As for the situation in Israel: The United States bears direct responsibility for the violations of human rights in this country. If Washington truly wanted to, it could put an end to them, just as it could have long since brought the entire Israeli occupation to an end. Just as it was able to get the separation fence moved, the United States could have, if it wished, forced Israel to stop the targeted assassinations and the demolition of homes and the use of the method of administrative detention. A nod from the president of the United States and Jerusalem would immediately change its unrestrained rules of engagement. A signal from the White House, and the IDF would dismantle the checkpoints that are intended to harass the population and the Palestinians would be able to move freely on their roads.

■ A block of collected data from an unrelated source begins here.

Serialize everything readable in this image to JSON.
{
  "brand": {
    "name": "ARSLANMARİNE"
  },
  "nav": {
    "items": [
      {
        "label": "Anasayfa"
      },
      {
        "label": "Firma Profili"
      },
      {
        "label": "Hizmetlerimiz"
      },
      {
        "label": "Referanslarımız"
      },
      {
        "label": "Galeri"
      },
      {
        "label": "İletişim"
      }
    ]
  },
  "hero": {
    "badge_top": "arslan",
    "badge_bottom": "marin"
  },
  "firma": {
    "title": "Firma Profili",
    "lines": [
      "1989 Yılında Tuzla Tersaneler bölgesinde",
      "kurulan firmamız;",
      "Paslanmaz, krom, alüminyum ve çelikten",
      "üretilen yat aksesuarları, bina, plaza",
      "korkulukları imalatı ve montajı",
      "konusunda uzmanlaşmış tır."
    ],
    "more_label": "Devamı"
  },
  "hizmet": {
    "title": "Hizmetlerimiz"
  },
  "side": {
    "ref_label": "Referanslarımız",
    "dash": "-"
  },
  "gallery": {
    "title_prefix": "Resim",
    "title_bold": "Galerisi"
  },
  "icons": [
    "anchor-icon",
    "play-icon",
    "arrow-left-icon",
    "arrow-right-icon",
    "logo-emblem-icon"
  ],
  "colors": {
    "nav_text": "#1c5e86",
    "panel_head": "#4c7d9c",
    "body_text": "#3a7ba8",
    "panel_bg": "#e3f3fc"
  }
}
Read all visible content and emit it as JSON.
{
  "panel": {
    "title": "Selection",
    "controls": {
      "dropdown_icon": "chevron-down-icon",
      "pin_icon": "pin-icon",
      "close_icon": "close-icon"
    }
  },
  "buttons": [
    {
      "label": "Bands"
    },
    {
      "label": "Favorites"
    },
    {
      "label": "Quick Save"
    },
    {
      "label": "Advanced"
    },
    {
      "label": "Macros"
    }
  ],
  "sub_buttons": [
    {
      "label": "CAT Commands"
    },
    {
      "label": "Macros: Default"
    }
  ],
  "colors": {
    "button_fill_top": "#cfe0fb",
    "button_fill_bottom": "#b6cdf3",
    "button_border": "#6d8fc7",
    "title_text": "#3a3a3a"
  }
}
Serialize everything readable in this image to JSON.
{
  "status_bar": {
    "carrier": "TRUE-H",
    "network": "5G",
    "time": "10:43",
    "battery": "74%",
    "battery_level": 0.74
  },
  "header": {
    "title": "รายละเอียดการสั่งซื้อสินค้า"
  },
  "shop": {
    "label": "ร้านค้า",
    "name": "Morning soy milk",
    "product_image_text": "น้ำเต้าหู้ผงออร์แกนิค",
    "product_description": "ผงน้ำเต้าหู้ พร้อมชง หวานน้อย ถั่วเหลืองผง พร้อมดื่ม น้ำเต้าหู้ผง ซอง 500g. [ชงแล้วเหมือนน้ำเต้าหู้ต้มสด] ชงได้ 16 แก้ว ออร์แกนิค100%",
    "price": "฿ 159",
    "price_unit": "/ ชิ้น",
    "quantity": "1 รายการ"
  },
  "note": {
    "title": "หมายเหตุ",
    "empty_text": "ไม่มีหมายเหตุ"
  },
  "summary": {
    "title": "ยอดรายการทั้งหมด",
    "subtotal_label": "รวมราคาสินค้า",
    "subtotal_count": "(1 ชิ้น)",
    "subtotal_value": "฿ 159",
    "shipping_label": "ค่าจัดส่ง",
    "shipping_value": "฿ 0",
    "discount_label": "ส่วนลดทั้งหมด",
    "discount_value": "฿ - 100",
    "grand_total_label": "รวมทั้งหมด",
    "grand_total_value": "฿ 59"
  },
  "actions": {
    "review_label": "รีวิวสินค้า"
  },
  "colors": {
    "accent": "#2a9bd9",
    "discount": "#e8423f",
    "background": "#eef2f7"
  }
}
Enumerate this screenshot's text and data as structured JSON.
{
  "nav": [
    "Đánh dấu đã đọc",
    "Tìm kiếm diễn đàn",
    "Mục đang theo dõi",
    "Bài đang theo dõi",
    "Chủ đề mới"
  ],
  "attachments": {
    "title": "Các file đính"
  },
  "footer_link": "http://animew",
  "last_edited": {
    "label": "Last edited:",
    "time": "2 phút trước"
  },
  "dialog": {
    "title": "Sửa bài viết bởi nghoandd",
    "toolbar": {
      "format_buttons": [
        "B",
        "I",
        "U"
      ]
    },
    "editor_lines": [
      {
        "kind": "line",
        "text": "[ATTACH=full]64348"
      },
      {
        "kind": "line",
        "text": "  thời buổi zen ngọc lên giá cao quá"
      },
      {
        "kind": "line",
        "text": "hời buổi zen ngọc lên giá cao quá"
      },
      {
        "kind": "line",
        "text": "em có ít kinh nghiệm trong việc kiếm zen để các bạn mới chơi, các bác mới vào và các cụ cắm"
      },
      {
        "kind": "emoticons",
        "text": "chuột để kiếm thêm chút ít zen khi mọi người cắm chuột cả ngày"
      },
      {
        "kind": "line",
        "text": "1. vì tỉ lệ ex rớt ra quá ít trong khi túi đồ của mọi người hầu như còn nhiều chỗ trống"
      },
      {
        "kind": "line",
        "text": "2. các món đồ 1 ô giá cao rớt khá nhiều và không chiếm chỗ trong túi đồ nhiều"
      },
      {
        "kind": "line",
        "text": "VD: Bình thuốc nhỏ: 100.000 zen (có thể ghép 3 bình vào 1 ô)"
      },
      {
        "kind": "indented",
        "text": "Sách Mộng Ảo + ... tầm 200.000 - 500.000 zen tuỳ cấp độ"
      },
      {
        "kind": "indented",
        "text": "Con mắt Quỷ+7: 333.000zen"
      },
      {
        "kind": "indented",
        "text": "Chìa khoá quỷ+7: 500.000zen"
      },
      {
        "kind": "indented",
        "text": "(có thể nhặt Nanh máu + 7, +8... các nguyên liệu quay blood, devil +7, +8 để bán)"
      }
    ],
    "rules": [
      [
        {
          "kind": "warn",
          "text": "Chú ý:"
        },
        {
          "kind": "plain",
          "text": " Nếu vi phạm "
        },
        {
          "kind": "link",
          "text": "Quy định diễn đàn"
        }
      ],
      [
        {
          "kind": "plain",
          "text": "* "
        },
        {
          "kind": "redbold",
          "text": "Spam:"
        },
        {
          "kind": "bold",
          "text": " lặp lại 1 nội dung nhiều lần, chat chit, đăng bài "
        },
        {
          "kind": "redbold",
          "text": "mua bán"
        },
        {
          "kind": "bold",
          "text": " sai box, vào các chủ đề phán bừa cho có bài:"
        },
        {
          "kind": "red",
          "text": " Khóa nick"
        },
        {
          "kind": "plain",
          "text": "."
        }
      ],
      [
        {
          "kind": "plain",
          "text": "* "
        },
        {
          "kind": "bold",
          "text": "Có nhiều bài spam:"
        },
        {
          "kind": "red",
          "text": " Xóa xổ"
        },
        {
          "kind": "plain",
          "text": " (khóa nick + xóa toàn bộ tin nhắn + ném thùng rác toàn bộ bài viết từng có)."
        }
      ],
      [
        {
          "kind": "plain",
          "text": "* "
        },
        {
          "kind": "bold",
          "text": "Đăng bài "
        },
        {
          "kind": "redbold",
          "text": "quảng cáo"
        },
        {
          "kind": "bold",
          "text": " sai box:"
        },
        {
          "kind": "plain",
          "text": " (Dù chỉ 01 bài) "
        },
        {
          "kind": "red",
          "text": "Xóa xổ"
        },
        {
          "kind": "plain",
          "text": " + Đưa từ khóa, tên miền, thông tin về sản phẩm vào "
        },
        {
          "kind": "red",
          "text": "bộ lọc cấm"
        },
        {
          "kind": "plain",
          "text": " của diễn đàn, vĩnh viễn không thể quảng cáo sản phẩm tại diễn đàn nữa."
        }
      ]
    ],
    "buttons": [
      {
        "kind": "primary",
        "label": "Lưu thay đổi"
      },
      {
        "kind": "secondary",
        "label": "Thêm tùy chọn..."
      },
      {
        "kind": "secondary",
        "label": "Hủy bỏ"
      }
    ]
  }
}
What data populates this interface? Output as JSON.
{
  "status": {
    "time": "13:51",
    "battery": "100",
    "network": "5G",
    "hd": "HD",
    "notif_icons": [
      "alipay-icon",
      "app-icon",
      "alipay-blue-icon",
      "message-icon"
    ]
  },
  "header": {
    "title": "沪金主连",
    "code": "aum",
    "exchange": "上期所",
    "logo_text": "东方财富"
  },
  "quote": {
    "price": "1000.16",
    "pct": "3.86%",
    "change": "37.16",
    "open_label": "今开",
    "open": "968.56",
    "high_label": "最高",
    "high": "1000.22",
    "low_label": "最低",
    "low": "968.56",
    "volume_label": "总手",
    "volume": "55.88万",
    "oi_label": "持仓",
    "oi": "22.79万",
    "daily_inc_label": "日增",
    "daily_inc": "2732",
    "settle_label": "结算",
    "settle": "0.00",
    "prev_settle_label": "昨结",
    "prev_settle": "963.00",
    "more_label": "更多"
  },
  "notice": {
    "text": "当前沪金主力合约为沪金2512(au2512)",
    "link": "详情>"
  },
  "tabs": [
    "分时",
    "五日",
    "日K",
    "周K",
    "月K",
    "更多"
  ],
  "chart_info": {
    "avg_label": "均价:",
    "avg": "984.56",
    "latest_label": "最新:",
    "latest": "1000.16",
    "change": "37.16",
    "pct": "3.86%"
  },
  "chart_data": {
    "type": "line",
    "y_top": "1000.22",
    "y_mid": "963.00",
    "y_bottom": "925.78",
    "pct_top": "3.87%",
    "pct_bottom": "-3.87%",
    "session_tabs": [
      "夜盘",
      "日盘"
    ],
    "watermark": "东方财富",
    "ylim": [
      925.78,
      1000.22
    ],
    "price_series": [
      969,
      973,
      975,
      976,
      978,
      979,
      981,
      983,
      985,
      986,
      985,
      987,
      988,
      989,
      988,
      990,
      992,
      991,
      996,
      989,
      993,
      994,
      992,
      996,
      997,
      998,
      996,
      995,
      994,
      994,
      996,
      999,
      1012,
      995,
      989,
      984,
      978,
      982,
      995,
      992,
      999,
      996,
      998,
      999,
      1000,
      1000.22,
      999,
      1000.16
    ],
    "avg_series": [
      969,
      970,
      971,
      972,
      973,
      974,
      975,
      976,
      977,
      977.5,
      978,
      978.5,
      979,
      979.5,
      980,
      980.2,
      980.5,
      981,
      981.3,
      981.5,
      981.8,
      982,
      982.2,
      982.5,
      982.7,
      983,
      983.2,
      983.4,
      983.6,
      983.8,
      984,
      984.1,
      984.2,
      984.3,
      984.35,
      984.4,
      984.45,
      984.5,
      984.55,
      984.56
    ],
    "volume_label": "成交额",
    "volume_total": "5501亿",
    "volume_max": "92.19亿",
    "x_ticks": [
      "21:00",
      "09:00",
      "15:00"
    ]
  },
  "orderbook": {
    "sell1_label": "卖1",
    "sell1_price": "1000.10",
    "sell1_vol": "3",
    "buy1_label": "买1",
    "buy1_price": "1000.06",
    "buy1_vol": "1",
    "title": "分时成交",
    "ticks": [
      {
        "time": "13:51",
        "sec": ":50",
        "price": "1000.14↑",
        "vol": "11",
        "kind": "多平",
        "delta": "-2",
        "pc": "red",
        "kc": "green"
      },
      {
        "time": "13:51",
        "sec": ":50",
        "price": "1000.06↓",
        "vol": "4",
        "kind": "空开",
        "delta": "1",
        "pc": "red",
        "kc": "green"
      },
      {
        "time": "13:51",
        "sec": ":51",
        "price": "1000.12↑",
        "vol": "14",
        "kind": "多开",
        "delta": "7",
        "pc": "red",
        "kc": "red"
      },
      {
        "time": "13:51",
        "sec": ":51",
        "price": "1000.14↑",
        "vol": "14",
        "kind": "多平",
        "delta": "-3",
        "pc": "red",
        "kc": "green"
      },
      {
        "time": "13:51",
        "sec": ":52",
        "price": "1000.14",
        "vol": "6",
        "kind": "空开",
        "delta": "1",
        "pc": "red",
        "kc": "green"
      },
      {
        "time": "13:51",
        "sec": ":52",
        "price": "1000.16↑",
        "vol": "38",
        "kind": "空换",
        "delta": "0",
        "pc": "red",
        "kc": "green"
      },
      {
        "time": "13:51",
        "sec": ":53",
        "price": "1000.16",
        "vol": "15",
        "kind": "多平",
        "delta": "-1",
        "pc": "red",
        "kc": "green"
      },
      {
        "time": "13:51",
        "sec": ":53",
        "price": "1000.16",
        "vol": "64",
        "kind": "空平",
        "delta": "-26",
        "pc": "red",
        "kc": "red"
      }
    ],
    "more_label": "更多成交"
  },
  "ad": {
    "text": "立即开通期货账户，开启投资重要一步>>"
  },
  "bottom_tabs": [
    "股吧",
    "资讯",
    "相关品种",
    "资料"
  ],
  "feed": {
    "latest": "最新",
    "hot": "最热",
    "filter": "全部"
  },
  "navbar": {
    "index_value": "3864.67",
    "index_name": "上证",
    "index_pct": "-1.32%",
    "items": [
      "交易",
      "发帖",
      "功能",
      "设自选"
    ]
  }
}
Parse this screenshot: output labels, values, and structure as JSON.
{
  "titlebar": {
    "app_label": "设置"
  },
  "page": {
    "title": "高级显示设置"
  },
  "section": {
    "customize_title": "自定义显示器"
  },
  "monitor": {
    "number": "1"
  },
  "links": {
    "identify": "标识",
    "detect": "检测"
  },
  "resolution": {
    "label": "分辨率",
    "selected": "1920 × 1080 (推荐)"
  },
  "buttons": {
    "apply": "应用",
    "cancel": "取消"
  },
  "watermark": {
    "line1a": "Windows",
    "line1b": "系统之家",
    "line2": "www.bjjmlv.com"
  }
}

The Israeli prime minister, we should remember, is extremely anxious to please the United States. However, the Americans take no advantage of this fact when it comes to upholding human rights. So its preaching not only lacks moral authority, it is also void of content. Instead, it provides the defenders of the Israeli occupation with justification. Every criticism of the situation in Israel is met with the reaction: What do you want from us? Look at the Americans. And, indeed, when the United States runs roughshod over human rights, many around the world, including Israel, allow themselves to behave similarly.

The leader of the free world is today imposing a dark regime in a number of spheres, both domestically and internationally, behavior that is deeply at odds with its enlightened image and its world role as a preacher. This is bad news for the world, maybe even worse than the immoral portrait of Israel that emerges from the report.

A country that launched pernicious wars of occupation, such as it did in Iraq and Afghanistan, cannot be a beacon of justice. A country that is making use, in Iraq, of veterans of the most brutal assassination units of the apartheid regime in South Africa – as the Jewish-American weekly Forward reported this week – has no moral right to talk about human rights.